Parliament must secure some quick fixes through the Economic Crime and Corporate Transparency Bill to target these weak links in our AML supervisory regime. This means Parliament should hold its nerve in the face of grumbling from the legal community about the government’s plans to expressly require legal sector supervisors to combat economic crime, and to allow the Solicitors Regulation Authority (SRA) to impose unlimited AML fines while also empowering it to demand information from solicitors and firms regarding economic crime more generally.

But it also means the problem of patchy performance must be tackled more immediately through amendments that give the Office for Professional Body Anti-Money Laundering Supervision (OPBAS) real “teeth”. New tweaks to the OPBAS Sourcebook published last week will not be enough to bring under-performing supervisors in line. Instead, OPBAS needs new powers and duties to impose – and publicise – financial penalties on PBSs failing to carry out their supervisory responsibilities.

3. Weak enforcement means the UK’s AML regime fails to deter dirty money

Without the threat of robust enforcement and sufficiently dissuasive sanctions for AML breaches, even the strongest rules will remain ineffective. Yet HM Treasury’s latest report shows that weak enforcement remains the Achilles’ heel of the UK’s AML regime. Inconsistencies in approach abound, with many legal and accountancy PBSs continuing to prefer informal enforcement action while their stronger tools – particularly expulsion or withdrawals of membership – remain underutilised.

More promising, however, is the overall increase in the number and value of fines across the 25 supervisors. This data is skewed to some extent by outliers like the £264 million fine following the Financial Conduct Authority’s prosecution of NatWest and the SRA’s £232,500 fine of Mishcon de Reya. But the latest available figures suggest this uptick in fines may track a broader trend. Fines issued by the FCA more than doubled in 2022 – with significant AML fines against Santander, Al Rayan Bank, Guaranty Trust Bank in the last month alone sending a strong message that the regulator is ramping up enforcement.
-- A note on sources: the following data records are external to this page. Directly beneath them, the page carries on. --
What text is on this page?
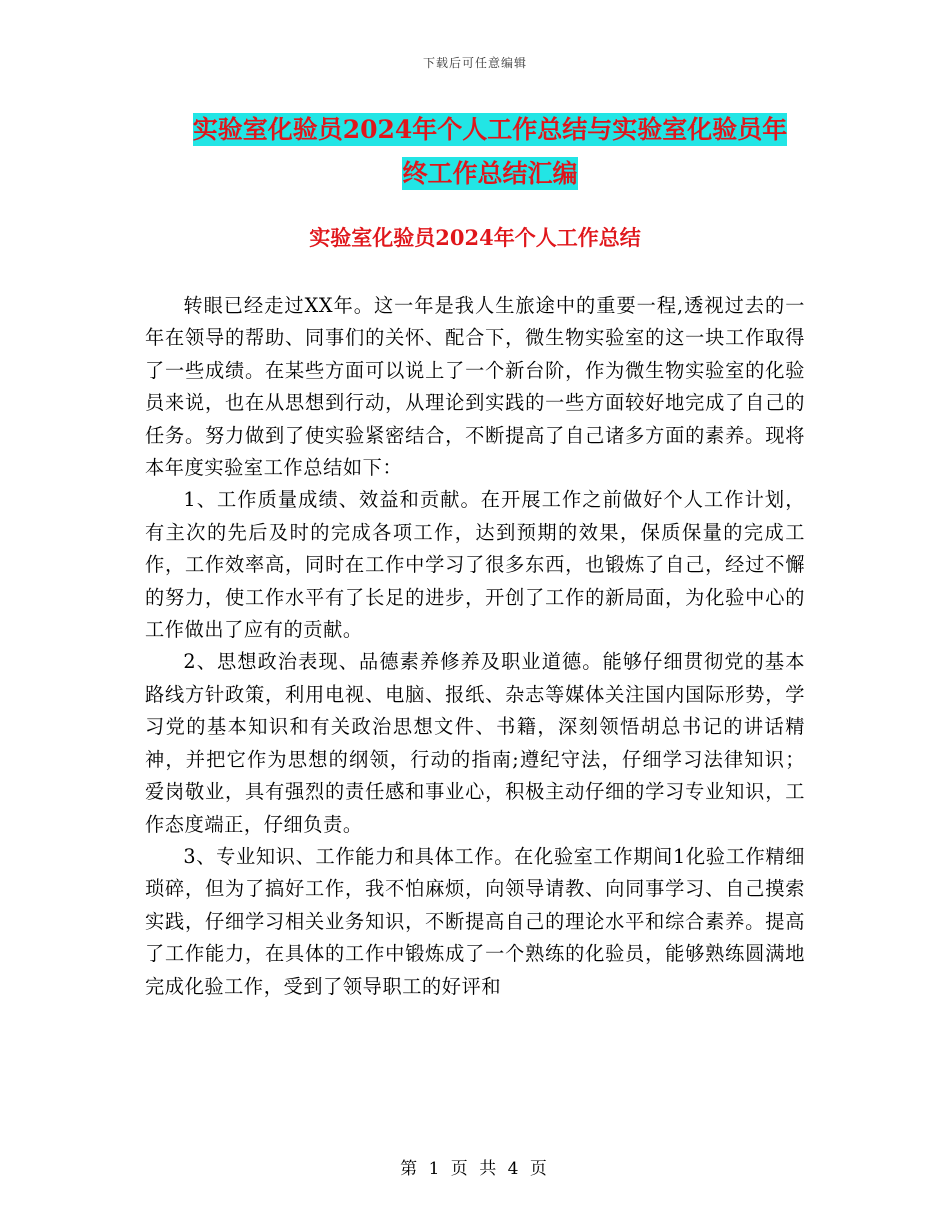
下载后可任意编辑
实验室化验员2024年个人工作总结与实验室化验员年
终工作总结汇编
实验室化验员2024年个人工作总结

转眼已经走过XX年。这一年是我人生旅途中的重要一程,透视过去的一年在领导的帮助、同事们的关怀、配合下，微生物实验室的这一块工作取得了一些成绩。在某些方面可以说上了一个新台阶，作为微生物实验室的化验员来说，也在从思想到行动，从理论到实践的一些方面较好地完成了自己的任务。努力做到了使实验紧密结合，不断提高了自己诸多方面的素养。现将本年度实验室工作总结如下：

1、工作质量成绩、效益和贡献。在开展工作之前做好个人工作计划，有主次的先后及时的完成各项工作，达到预期的效果，保质保量的完成工作，工作效率高，同时在工作中学习了很多东西，也锻炼了自己，经过不懈的努力，使工作水平有了长足的进步，开创了工作的新局面，为化验中心的工作做出了应有的贡献。

2、思想政治表现、品德素养修养及职业道德。能够仔细贯彻党的基本路线方针政策，利用电视、电脑、报纸、杂志等媒体关注国内国际形势，学习党的基本知识和有关政治思想文件、书籍，深刻领悟胡总书记的讲话精神，并把它作为思想的纲领，行动的指南;遵纪守法，仔细学习法律知识；爱岗敬业，具有强烈的责任感和事业心，积极主动仔细的学习专业知识，工作态度端正，仔细负责。

3、专业知识、工作能力和具体工作。在化验室工作期间1化验工作精细琐碎，但为了搞好工作，我不怕麻烦，向领导请教、向同事学习、自己摸索实践，仔细学习相关业务知识，不断提高自己的理论水平和综合素养。提高了工作能力，在具体的工作中锻炼成了一个熟练的化验员，能够熟练圆满地完成化验工作，受到了领导职工的好评和

第 1 页 共 4 页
One critical gap in the AML armoury is the lack of criminal enforcement which ironically means the most serious AML breaches may escape appropriate sanction. AML referrals to law enforcement – let alone prosecutions – remain low, even for statutory supervisors like HMRC, which made only three referrals over the last two years. Meanwhile, the threat of criminal prosecution for professional enablers like lawyers and accountants is vanishingly small. With PBSs lacking criminal enforcement powers, we need a specialist “enablers cell” in the National Crime Agency to ensure serious AML breaches in the legal and accountancy sectors face a realistic prospect of criminal investigation.

No progress without a clear plan

HM Treasury’s two-year report is data-dense but offers little evaluation of how the AML system is performing as a whole. This is partly a function of the fragmented supervisory landscape, which leaves one trying to weigh up apples and pears. The report is littered with caveats about the difficulties of comparing supervisors and sectors, compounded by the fact that the way supervisors have collected data means it can be “difficult to carry out year-on-year comparisons”.

This analysis paralysis must be broken with a clear timeline from HM Treasury to consult on the ambitious options for reform that it set out in June 2022. While the Economic Crime and Corporate Transparency Bill should not be missed as an opportunity to make some quick fixes, these stop-gap measures only underscore the urgency of more ambitious and comprehensive reforms to provide effective defences against the flow of dirty money into the UK.